Salvatore Piscicelli parla del film
Le occasioni di Rosa si presenta allo spettatore innanzitutto come un film sui comportamenti giovanili nell'odierno contesto urbano (quello napoletano specificamente, osservato qui sopratutto per quegli aspetti che lo avvicinano ad altre metropoli occidentali).
Il punto di vista che il film cerca di esprimere su questa materia, e sull'articolazione dei temi che ad essa sono inevitabilmente connessi (il lavoro, la sessualità, il denaro, l'amicizia, il matrimonio, la droga, ecc..), fa capo principalmente al bisogno di porre una distanza, più esattamente al desiderio di esercitare uno sguardo lucido e pacificato. Si trattava di non giudicare, e anche di non giudicare chi giudica. Al limite, di guardare altrove; nel senso di guardare là dove gli schemi, di qualsiasi tipo siano, cadono davanti a quella che non posso definire altrimenti che come la forza o la necessità delle cose.
Mai come in questo caso mi sono attenuto al principio, per me fondamentale, che per essere nell'attualità delle cose bisogna praticare radicalmente l'inattualità della morale e delle ideologie.
Tutto questo spero si esprima nel film essenzialmente come ricerca di uno stile, coerente, credo, con le mie precedenti esperienze. Una ricerca che tenta di rispondere sostanzialmente ad una domanda: come parlare della realtà, come stare dentro le cose, senza che questo significhi mortificare lo strumento cinema che serve a parlare di questa realtà ed anzi esaltandone le sue capacità affabulatorie, la sua forza di finzione.
Si capisce come una tale domanda metta fuori gioco ogni riferimento al realismo, da un lato, ma anche dall'altro all'uso di una facile e trasparente spettacolarità o a una ricerca di tipo puramente linguistico e sperimentale senza tuttavia che questo significhi una rinuncia all'esattezza dei dati materiali della rappresentazione, o al gioco della finzione, o alla consapevolezza tecnico-linguistica del mezzo.
Ne Le occasioni di Rosa, mi sembra che questa ricerca si sia depurata ulteriormente, rispetto al mio precedente film, di taluni aspetti più accanitamente sperimentali per assestarsi su una zona in cui la consapevolezza stilistica e il piacere di fare Cinema si fondono inestricabilmente.
Come Immacolata e Concetta, anche Le occasioni di Rosa ha al suo centro un personaggio femminile.
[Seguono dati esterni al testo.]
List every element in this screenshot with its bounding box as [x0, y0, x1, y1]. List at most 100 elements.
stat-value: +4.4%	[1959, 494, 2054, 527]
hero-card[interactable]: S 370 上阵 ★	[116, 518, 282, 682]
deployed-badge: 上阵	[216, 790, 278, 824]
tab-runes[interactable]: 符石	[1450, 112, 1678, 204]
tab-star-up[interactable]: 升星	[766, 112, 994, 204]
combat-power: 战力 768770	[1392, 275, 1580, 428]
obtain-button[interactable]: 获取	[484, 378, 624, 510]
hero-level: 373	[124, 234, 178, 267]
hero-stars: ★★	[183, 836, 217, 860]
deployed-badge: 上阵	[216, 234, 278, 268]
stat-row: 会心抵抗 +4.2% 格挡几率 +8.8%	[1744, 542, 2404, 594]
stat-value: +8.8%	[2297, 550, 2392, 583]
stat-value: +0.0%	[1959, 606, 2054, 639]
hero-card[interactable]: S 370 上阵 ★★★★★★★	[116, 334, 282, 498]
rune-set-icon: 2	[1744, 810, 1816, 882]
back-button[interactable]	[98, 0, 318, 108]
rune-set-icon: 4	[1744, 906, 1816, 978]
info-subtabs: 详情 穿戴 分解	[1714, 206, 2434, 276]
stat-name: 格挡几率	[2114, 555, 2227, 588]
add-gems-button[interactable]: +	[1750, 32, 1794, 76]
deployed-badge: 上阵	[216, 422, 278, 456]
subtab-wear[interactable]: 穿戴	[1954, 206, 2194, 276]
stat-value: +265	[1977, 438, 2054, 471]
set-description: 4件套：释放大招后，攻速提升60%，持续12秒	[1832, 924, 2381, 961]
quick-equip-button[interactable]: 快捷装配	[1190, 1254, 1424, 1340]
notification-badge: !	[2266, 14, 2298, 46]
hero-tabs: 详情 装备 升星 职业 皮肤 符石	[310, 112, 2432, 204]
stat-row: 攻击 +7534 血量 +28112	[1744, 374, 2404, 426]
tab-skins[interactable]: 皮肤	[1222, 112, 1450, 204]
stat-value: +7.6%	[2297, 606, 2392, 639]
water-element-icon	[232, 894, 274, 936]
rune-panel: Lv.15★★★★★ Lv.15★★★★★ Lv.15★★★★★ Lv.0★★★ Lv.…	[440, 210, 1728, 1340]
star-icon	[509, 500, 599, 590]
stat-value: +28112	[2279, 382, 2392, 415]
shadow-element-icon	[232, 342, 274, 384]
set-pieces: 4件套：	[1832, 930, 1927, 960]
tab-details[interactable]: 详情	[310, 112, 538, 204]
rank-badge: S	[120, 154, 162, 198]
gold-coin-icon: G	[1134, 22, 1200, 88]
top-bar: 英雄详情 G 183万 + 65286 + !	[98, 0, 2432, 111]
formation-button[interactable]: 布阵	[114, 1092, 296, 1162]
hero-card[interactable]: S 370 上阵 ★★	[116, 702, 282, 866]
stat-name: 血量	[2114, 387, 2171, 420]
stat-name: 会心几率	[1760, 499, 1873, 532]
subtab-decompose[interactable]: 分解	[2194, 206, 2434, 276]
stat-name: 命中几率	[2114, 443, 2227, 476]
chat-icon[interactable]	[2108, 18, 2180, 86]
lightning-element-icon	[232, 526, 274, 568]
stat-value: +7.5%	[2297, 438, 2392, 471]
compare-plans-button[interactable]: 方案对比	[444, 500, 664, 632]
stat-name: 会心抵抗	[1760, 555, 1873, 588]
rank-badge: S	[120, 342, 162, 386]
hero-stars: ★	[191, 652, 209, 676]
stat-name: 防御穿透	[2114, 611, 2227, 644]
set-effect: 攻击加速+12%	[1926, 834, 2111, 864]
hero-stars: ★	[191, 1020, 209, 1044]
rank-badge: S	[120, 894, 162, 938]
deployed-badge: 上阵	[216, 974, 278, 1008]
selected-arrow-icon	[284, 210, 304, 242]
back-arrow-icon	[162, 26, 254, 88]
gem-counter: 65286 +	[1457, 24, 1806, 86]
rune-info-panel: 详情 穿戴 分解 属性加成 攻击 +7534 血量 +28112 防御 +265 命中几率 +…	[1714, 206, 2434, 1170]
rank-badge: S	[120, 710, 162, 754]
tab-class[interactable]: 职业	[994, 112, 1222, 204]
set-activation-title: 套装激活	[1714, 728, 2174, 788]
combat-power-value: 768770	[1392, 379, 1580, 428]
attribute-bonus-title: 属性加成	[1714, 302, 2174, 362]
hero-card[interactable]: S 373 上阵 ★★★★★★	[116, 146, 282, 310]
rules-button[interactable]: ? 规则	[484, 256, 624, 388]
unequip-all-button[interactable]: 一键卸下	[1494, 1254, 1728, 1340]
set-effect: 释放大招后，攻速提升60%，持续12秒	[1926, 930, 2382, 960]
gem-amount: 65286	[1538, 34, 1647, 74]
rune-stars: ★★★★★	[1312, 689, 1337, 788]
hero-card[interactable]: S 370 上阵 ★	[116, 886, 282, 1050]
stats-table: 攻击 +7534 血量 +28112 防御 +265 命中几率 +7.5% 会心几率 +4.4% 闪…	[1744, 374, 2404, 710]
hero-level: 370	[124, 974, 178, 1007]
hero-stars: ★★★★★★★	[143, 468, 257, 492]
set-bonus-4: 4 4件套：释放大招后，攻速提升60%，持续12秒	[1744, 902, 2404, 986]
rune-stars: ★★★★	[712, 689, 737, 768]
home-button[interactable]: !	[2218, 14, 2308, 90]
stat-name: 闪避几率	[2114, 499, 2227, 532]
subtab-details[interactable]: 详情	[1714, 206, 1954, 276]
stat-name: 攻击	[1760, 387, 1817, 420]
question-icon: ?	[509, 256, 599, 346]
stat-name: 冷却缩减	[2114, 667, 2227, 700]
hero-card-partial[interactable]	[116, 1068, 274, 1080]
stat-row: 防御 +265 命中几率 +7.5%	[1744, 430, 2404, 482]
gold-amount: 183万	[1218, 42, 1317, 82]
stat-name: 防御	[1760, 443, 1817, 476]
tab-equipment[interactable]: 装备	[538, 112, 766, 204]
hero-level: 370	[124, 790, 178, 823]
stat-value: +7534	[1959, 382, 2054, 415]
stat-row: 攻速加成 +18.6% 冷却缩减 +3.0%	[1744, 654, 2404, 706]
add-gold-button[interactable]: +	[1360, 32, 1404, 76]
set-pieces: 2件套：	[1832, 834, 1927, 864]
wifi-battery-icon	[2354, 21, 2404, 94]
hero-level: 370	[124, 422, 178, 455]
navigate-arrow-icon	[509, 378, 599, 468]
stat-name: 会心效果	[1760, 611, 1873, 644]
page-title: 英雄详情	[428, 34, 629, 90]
Ma sarebbe vano, a mio parere, stabilire un rapporto tra i due personaggi, a parte l'idea che la figura femminile è il rilevatore più adeguato delle tensioni e delle trasformazioni della realtà. Immacolata era a suo modo una piccola eroina tragica. Rosa viene dopo la caduta della tragedia. Tra le due figure, e le due generazioni, non c'è continuità ma rottura.
Il personaggio di Rosa è governato da un vitalismo tutto biologico, da un voler vivere che si accompagna costantemente a un lasciarsi vivere, è giocato tra presenza e assenza. E' del resto a questo gioco, a questo contrasto, che si riferisce il tema delle "occasioni". Da un certo punto di vista, anche di clima sociale e storico, credo di individuare in questa differenza una delle novità del film.
Le occasioni di Rosa è stata una novità dal punto di vista produttivo. Il film è stato girato a Napoli nella primavera del 1980 interamente in ambienti dal vero e col sonoro in presa diretta (uno dei pochi esempi in Italia di film in presa diretta integrale, dialoghi ed effetti). Ed è stato prodotto con una formula abbastanza insolita nel panorama del Cinema italiano che vede gli autori direttamente responsabili della produzione e della gestione del denaro proveniente in parte dal prefinanziamento della casa di distribuzione.
Questa scelta è stata praticata non solo nel quadro di un discorso sul Cinema indipendente, che rivendica all'autore un controllo complessivo sul suo fare Cinema, ma anche in funzione di una ottimizzazione del rapporto tra costi e qualità.
Un film è la scelta di un'inquadratura, ma anche lo sforzo di ottenere la resa massima dall'investimento.